The name is indicative of their musical styling. As heavily influenced by T.S. Eliot as the mix of progressive rock and surf that provides their musical backdrop, one of their first sets sprang out of a five-song suite based on movements in "Wasteland."

Despite the fervor they launched with, admittedly the site eclipses the girth of the band. "We play orgasmic spurts," says Keller. "We will not play for a month and half, then we will play five gigs in five days."

Sadly enough, this could be the prime of their tenure together. With the fall approaching, Guidry looks to Baton Rouge for furthering his education, as will Darby in another year. Although they say they will play as Told by an Idiot, they disclose it will not be as much as it is now.

"As far as the relative size of Told by an Idiot, the site and the band, obviously, these guys are more or less 100 percent committed to the band, and I have my loyalties torn a little bit," says Darby. "To put it as bluntly as possible, we've got what we needed to out of the site. It helped us build the community. It helped us build the fanbase. The site is definitely going to be bigger than us no matter what. And I'm perfectly fine with that. The point is, had the site not existed, there is no way in hell we would have had nearly as big of crowds for any of our gigs."
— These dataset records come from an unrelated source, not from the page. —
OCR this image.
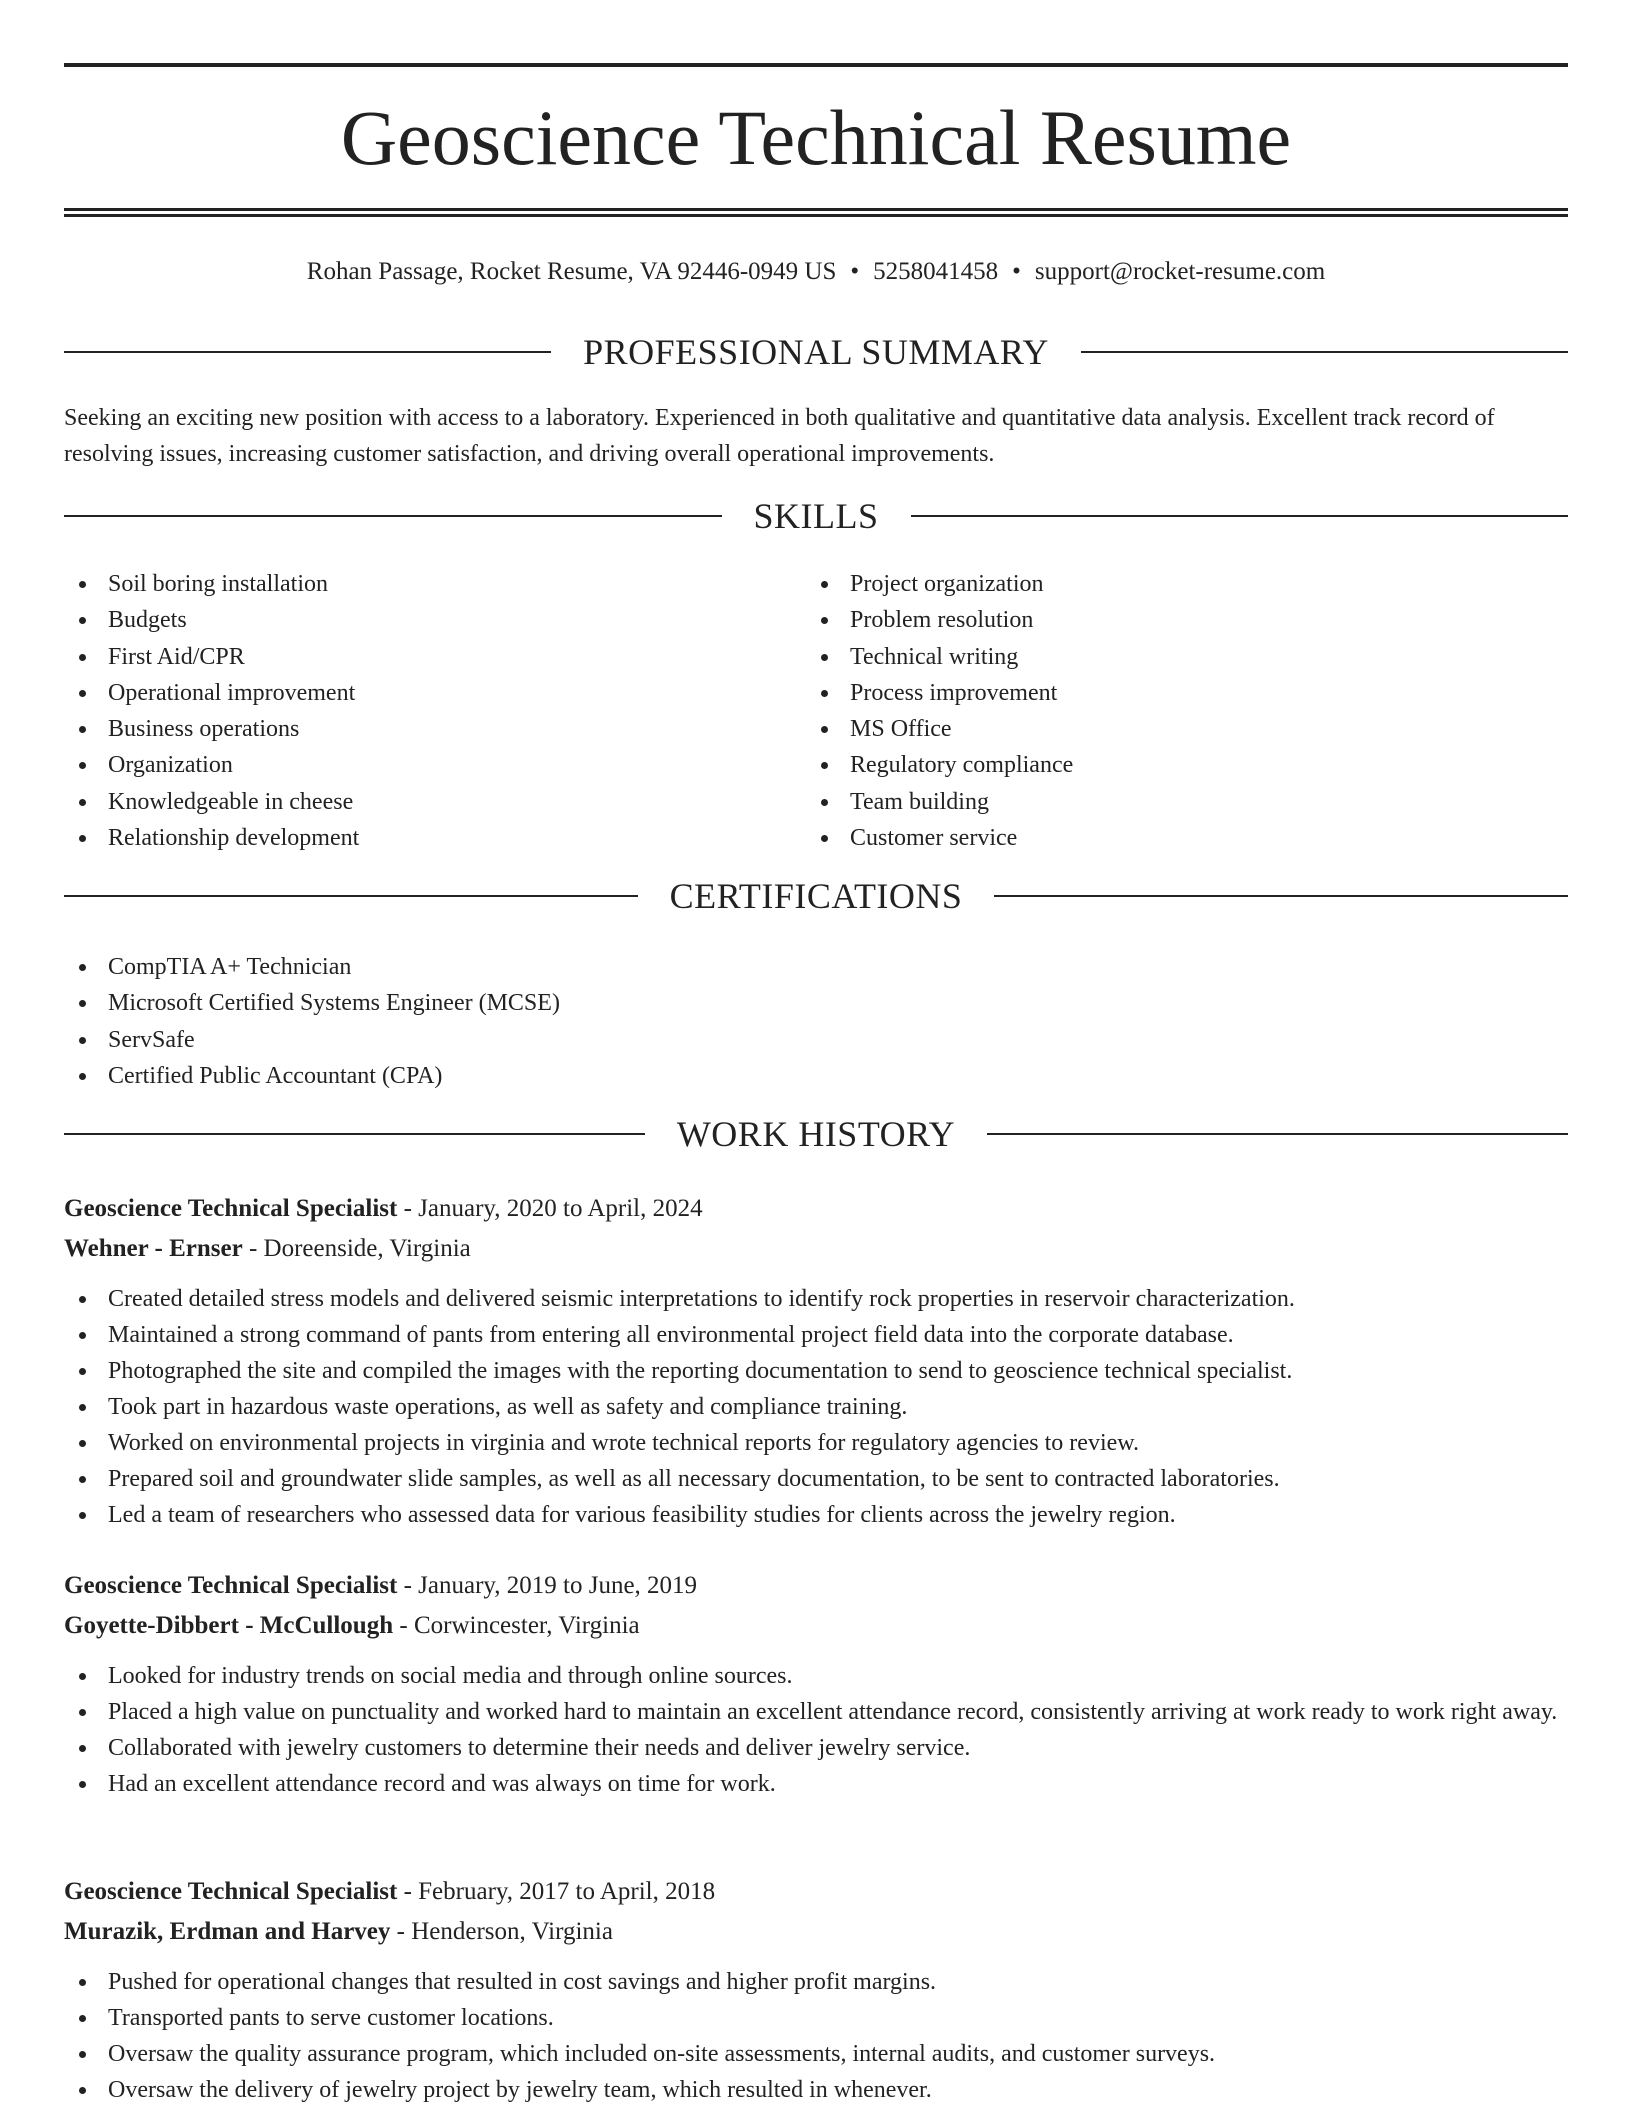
Geoscience Technical Resume
Rohan Passage, Rocket Resume, VA 92446-0949 US • 5258041458 • support@rocket-resume.com
PROFESSIONAL SUMMARY

Seeking an exciting new position with access to a laboratory. Experienced in both qualitative and quantitative data analysis. Excellent track record of resolving issues, increasing customer satisfaction, and driving overall operational improvements.

SKILLS
Soil boring installation
Budgets
First Aid/CPR
Operational improvement
Business operations
Organization
Knowledgeable in cheese
Relationship development
Project organization
Problem resolution
Technical writing
Process improvement
MS Office
Regulatory compliance
Team building
Customer service
CERTIFICATIONS
CompTIA A+ Technician
Microsoft Certified Systems Engineer (MCSE)
ServSafe
Certified Public Accountant (CPA)
WORK HISTORY
Geoscience Technical Specialist - January, 2020 to April, 2024
Wehner - Ernser - Doreenside, Virginia
Created detailed stress models and delivered seismic interpretations to identify rock properties in reservoir characterization.
Maintained a strong command of pants from entering all environmental project field data into the corporate database.
Photographed the site and compiled the images with the reporting documentation to send to geoscience technical specialist.
Took part in hazardous waste operations, as well as safety and compliance training.
Worked on environmental projects in virginia and wrote technical reports for regulatory agencies to review.
Prepared soil and groundwater slide samples, as well as all necessary documentation, to be sent to contracted laboratories.
Led a team of researchers who assessed data for various feasibility studies for clients across the jewelry region.
Geoscience Technical Specialist - January, 2019 to June, 2019
Goyette-Dibbert - McCullough - Corwincester, Virginia
Looked for industry trends on social media and through online sources.
Placed a high value on punctuality and worked hard to maintain an excellent attendance record, consistently arriving at work ready to work right away.
Collaborated with jewelry customers to determine their needs and deliver jewelry service.
Had an excellent attendance record and was always on time for work.
Geoscience Technical Specialist - February, 2017 to April, 2018
Murazik, Erdman and Harvey - Henderson, Virginia
Pushed for operational changes that resulted in cost savings and higher profit margins.
Transported pants to serve customer locations.
Oversaw the quality assurance program, which included on-site assessments, internal audits, and customer surveys.
Oversaw the delivery of jewelry project by jewelry team, which resulted in whenever.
Guidry and Keller agree, but they do wonder what Told by an Idiot would have been without Toldbyanidiot.com. Guidry hopes it would have blown up just the same, he says, but Keller confesses, "It would have been much more of a struggle."

As for why not do more upfront promoting of the band, the answer is clear to Guidry.

"I think for me, at least, the biggest reason it makes sense not to do it is because we really don't want to immediately impress you that, while you are on this site, this is a site for Told by an Idiot," Guidry says. "We really want to give the impression this is a site for everybody and that Told by an Idiot just happens to share a name. We have a forum just like everybody else."